Here’s one way to do this: From the information that you have about the pink camera, you’ll need to work out its $3\times4$ projection matrix $\mathtt P = [\mathtt M\mid\mathbf p_4]$. Working in homogeneous coordinates, you know two points on the back-projection of an image point $\mathbf x$: the camera’s center $\mathbf C$ and $\mathtt P^+\mathbf x$, where $\mathtt P^+$ is the right pseudo-inverse of $\mathtt P$: $$\mathtt P^+=\mathtt P^T(\mathtt P\mathtt P^T)^{-1}.$$ If the “ground” plane has equation $ax+by+cz+d=0$, then setting $\Pi=(a,b,c,d)^T$, the intersection of the back-projected ray and this plane is $$((\mathtt P^+\mathbf x)^T\Pi)\mathbf C-(\mathbf C^T\Pi)(\mathtt P^+\mathbf x). \tag1$$ If you’re not comfortable working with homogeneous coordinates, you can instead compute the intersection of the ground plane with the line through the pink camera center that has direction vector $\mathtt M^{-1}\mathbf x$.

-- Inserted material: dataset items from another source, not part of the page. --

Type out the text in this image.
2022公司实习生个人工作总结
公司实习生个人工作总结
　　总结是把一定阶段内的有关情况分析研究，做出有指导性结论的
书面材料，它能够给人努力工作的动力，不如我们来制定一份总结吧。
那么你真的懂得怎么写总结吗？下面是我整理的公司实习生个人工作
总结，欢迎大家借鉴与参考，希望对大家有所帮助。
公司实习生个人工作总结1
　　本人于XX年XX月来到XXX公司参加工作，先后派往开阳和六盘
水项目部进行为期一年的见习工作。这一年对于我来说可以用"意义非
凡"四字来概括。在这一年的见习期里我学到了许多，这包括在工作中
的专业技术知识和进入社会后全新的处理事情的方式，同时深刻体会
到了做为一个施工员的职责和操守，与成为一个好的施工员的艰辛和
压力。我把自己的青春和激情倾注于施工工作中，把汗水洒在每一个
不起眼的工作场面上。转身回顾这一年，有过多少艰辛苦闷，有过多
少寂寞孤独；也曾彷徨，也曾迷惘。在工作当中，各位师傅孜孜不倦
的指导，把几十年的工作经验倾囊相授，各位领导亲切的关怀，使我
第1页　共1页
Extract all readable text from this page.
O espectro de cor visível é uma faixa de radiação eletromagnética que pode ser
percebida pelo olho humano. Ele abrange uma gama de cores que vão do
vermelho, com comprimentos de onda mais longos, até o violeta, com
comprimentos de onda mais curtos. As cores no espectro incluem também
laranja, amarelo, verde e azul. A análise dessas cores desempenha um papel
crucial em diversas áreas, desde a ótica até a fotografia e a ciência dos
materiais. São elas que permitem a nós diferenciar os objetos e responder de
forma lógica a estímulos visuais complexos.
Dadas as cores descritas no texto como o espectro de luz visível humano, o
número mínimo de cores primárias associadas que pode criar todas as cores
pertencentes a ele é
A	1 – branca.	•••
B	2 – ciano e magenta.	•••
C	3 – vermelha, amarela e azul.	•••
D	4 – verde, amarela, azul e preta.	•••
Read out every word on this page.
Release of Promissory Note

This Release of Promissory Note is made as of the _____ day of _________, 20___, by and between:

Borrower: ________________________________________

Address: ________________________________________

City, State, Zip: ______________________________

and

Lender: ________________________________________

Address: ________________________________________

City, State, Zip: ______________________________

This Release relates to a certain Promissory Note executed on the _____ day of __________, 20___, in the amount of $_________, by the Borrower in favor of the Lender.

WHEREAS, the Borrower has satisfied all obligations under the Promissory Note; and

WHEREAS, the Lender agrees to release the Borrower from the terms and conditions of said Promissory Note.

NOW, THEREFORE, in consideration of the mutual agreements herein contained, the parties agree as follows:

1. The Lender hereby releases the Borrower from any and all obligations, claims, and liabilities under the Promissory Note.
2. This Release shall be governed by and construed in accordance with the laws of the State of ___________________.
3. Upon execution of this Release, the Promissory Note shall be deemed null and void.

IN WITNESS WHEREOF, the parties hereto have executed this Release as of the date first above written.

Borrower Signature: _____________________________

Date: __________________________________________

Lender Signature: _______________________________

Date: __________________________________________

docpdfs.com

Once you have the coordinates of this intersection point, working out the direction in which to point the blue camera is a simple exercise. It won’t point directly at the center of the green sphere, but if your assumption that it is small relative to its distance from the cameras, the error will also be small.

Answer 2

You can calculate the center of the blue camera's view and make it equal to the center of green sphere. If it's not achievable in your program you also can evaluate the center of the blue camera's view and change the heights or tilt angle of the blue camera until the center values match.
EDIT
Guess I understood the problem further. If we create 3d coordinate system the coordinates of one dimension must be the same for centers to match, so that we can create a 2d diagram like so: Thus the Z coordinates of sphere and camera are equal. From here you can evaluate the angle A (or whatever you need) to point camera on the right place. Hope this helps.

Answer 3

Consider the following:

Camera 1: looks towards origin from $(20,0,0)$

Camera 2: Looks toward origin from $(0, 20, 0)$; the image of the $x$-axis of 3-space becomes, in image $2$, the $x$-axis of image 2.

They have the same field of view, etc.

We place (in 3D) a green sphere which then appears as a green dot at the center of the camera 1 image. The location of this green sphere in 3D is at $(x, 0, 0)$ for some $x$. That's all you can know from the information you have about camera $1$.

The position of the dot in the camera 2 image is ... somewhere along the $x$-axis of that image. It could be anywhere.

So from the information given, the answer is "no, you cannot determine the orientation of camera 2 that will place the green dot at the image center," because you do not know the "depth" of the green dot (relative to camera 1), which is essential for determining the green sphere's image location in camera 2.